Shemu Joyah’s latest production, The Road to Sunrise is being screened at the Pan African Film Festival (Paff) in Los Angeles, California.
The screening of the film follows another successful adventure at the Silicon Valley Film Festival last year where it won a special recognition award for a Narrative Feature Film.
“Featuring black movies and black art from around the world, the festival runs from February 8 to 19. The Road To Sunrise screening dates at the Pan African Film Festival are February 9, 12 and 14,” adds the website.
In an interview, Joyah was excited with the news, branding it another milestone in Malawi’s film industry.
“It feels great, particularly because the Pan African Film Festival is the largest black film festival in the United States. It is the kind of exposure our film industry needs if we are going to get recognised.
“The screenings symbolise the fact that we are slowly getting there.
“Mind you, I have always said that we are still an infant as far as the film industry is concerned. However, I think we will get there.
“All we need to do is to thrive to produce quality films. But to make a quality film one has to invest a lot of time and energy.
“You just can’t do it overnight. Also we have to look at all aspects of the film, starting from the story itself, the pre-production process, cinematography, acting for the camera, sound recording, editing, the soundtrack and the other aspects,” he said.
While noting the encouraging signs from filmmakers like Joyce Chavula Mhango, Flora Suya and Elson Kambalu, Joyah believes it is not yet time to start celebrating the gains made this far in the fledgling industry.
“What they are doing is good, in fact that’s the way to go. The more we make quality films, the better it is for the industry. However, I don’t think there is anything to celebrate yet. This is the time to work as hard as we can to produce quality films. I can assure you it is not easy. We still have a long way to go.
“Our friends have had films winning Oscars and others getting to the semi-finals of the Oscars. Those are the ones who can begin to celebrate. But then the fun of filmmaking is not about celebrating awards but the thrill of seeing a world with characters that never existed before unfold on a screen in front of an audience,” he explained.
The director says he has more plans with the film moving forward.
“I have already made the online submission for the 2018 African Movie Academy Awards (Amaa). I am sending the actual DVDs today [Thursday] and I am hoping for the better. More important than awards, I think our industry needs to identify means of distribution that can make the industry self-sustaining.
”The main reason why I send my films to international film festivals is not just to be screened and have people clapping hands afterwards, but I wish to expose the films to potential film distributors. If one day a distributor will pick my film for international distribution, I will then take a sip of alcohol-free wine,” stated Joyah.
The Road To Sunrise film follows the lives of two women, Rubia and Watipa, as they struggle to survive in the rough, unforgiving townships of Blantyre. Due to circumstances beyond their control, they become sex-workers where they face abuse and violence.
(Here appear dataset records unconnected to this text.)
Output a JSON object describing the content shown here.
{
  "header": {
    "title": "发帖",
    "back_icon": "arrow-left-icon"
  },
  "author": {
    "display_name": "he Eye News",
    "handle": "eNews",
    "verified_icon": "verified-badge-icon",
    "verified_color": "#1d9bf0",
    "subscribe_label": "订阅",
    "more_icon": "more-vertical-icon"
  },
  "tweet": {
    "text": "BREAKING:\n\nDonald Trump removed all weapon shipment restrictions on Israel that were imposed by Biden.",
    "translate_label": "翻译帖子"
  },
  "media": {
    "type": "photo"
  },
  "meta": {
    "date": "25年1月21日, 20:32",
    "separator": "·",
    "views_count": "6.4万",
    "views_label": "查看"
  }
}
Shot mainly in Chilomoni, Ndirande and Blantyre city centre plus a few scenes at Sun and Sand Holiday Resort in Mangochi, the film showcases how often the society treats women based on the producer’s observations.
The Road to Sunrise is Joyah’s third movie after Seasons Of A Life and The Last Fishing Boat.
The 2018 edition marks 26 years since the festival started “showcasing hundreds of quality new and old films and hundreds of fine artists and unique craft persons from the United States, Africa, the Caribbean, Latin America, South America, Europe, the South Pacific and Canada,” according to the festival’s website, www. paff.org.